Kitap okuyarak futbol oynamayı öğrenmek mümkün müdür? Çamurun, suratınıza çarpan topun “lezzeti” kelimelerle anlatılabilir mi? Bütün derinliğine rağmen Mesnevî bir teori kitabı değil. Uygulayarak, yaşayarak öğrenilecek bir eser bu.

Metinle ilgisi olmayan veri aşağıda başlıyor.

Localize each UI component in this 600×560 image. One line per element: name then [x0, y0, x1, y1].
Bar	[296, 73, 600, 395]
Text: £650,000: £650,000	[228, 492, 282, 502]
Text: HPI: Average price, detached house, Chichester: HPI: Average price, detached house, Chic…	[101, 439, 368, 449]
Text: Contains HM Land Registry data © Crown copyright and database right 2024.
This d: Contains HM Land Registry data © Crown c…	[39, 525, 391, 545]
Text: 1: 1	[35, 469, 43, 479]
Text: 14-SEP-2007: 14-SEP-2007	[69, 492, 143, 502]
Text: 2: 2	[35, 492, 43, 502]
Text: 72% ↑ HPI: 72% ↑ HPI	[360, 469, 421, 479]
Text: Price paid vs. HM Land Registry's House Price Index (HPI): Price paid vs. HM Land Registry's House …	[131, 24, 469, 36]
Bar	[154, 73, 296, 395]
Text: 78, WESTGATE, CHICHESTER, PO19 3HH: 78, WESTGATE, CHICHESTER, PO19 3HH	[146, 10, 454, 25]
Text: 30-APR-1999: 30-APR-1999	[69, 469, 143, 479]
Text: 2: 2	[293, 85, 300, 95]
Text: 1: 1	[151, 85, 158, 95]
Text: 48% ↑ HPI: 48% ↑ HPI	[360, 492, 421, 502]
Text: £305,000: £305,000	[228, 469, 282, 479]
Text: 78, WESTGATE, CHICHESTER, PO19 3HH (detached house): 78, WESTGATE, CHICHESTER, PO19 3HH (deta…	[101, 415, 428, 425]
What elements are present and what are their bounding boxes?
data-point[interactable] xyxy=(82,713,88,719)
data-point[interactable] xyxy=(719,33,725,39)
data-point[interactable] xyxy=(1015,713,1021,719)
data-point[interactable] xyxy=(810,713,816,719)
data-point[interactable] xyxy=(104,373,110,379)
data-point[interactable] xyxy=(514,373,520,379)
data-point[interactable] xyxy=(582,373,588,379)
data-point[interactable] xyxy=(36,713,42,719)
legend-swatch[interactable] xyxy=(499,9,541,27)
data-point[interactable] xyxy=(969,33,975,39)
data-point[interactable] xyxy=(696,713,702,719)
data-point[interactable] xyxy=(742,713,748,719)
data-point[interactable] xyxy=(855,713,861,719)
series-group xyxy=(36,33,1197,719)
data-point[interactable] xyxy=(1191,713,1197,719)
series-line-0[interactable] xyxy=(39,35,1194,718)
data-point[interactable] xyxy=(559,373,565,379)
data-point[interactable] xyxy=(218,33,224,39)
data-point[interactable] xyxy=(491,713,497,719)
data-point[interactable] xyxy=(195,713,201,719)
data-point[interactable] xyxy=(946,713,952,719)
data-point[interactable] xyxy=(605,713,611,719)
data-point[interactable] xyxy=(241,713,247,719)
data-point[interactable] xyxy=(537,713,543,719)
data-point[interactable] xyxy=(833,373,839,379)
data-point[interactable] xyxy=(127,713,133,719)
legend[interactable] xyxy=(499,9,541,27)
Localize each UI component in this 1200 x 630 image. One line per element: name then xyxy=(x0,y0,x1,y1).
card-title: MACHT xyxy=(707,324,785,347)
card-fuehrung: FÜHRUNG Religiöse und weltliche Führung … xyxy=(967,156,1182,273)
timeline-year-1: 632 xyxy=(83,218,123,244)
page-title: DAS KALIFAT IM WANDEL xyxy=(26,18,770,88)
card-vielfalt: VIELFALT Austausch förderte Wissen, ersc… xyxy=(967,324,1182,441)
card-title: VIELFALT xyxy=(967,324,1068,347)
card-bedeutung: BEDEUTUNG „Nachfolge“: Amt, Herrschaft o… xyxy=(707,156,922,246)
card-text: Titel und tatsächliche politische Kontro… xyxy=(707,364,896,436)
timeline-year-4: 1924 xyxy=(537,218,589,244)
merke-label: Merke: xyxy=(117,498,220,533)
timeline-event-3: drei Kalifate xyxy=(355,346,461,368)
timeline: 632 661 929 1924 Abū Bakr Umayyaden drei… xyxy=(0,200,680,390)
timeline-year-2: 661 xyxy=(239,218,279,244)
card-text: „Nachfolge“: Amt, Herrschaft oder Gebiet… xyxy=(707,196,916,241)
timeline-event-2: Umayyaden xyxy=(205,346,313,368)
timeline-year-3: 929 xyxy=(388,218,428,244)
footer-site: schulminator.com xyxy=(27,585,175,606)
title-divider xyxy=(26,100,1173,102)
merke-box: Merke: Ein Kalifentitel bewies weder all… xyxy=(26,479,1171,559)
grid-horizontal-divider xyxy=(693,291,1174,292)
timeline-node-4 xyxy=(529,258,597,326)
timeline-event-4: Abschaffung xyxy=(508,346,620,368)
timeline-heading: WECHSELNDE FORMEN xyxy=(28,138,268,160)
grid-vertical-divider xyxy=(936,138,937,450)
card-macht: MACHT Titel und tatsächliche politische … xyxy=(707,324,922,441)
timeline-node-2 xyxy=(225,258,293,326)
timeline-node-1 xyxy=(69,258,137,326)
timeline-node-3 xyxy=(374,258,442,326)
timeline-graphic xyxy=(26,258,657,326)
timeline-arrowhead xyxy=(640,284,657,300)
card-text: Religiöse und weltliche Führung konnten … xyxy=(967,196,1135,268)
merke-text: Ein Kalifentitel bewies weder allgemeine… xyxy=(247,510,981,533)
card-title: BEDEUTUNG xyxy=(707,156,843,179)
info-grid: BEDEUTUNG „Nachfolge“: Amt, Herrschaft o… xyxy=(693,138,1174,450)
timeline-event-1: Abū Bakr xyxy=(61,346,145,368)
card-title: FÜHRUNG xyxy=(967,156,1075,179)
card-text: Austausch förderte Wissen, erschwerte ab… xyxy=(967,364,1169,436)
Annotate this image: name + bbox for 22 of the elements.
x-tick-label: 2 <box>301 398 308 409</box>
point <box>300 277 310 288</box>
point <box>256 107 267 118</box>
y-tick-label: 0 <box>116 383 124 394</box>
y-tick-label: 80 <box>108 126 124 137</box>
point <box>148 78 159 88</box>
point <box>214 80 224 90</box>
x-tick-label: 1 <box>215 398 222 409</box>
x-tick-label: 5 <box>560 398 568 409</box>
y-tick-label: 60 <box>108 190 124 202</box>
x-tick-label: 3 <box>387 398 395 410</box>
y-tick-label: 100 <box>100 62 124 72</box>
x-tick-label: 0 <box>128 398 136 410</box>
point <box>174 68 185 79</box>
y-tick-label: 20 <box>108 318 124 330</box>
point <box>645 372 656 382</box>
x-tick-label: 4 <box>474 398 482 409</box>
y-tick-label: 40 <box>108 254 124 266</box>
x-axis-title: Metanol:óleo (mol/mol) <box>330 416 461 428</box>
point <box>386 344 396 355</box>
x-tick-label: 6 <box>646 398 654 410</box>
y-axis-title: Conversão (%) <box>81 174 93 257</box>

Evet, Mesnevî’yi okuyup anlamak mümkün. Ama bitirmek? Mesnevî kanaatimce bir hayat projesi. Hayatımın değişik dönemlerinde elime aldığımda bulduklarım da değişiyor. Bir kaleidoskop gibi değişken, onunla kurduğum ilişki üzerinden bana beni yansıtıyor Mesnevî. Zannediyorum ki bu kitaptan öğrenilecek şeylerin hepsi kelimeye dökülebilir, objektif bilgiler değil. Aşk da İman da ilim öğrenmenin birer kanalı, penceresi. Haliyle Mesnevî ile onu okuyanlar arasında kurulacak öznel, sübjektif bir ilişki var.
Dip notlar
1° Gazalî Hazretleri’nin Mişkat-ül Envar adlı kitabından istifade edelim:
“Bil ki iki âlem vardır, ruhanî ve cismanî. İstersen bunlara hissî ve aklî veya ulvî ve suflî diyebilirsin. Bunların hepsinin mânâsı birbirine yakındır. Farklılık sadece bakış açısıyla ilgilidir. (ikinci faslın başlangıcı) […]Ayrıca sana gizli kalmaz ki izhar edilen, izhâr edilenle beraber olmakla birlikte ondan önce ve onun üstündedir. Ancak onunla beraberliği bir yönden ve ondan önceliği bir başka yöndendir. Bu sözün çelişik olduğunu zannetme. […] Elin hareketinin nasıl hem elin gölgesinin hareketiyle beraber hem de ondan önce olduğunu düşün. Artık kimin idraki bunu anamaya kâfî değilse ilmin bu çeşidini terk etsin. Nitekim her ilmin kendine göre adamları vardır ve her şey ne için yaratıldıysa o onun için kolaylaştırılmıştır.” (Birinci faslın sonuç bölümü)
2° Ne yazık ki Şefik Can bile pozitivizmden ve ulus devletin millî eğitiminden yakasını kurtaramamış. Az da olsa bazı dip notlarda dini “rasyonalize” edici arayışlar, bazen de Süleyman Nazif’in “benim dinim kinimdir” sözüne atıf yapıldığı yer gibi milliyetçi/militarist kokular olabiliyor. Dikkat etmek lâzım.
3° Bu tezin üç ilham kaynağı Mesnevî, Gazalî Hazretleri’nin Mişkat-ül Envar’ı, İbn Arabi Hazretleri’nin Füsus’u oldu. Bu yaklaşım MUTLAKA anlaşılması gereken TEK bir YOL olarak görülMEmeli. Her insan bu eserleri okuyup kendi sonuçlarını, tezlerini üretmeli ve gerektiği gibi yaşamalı.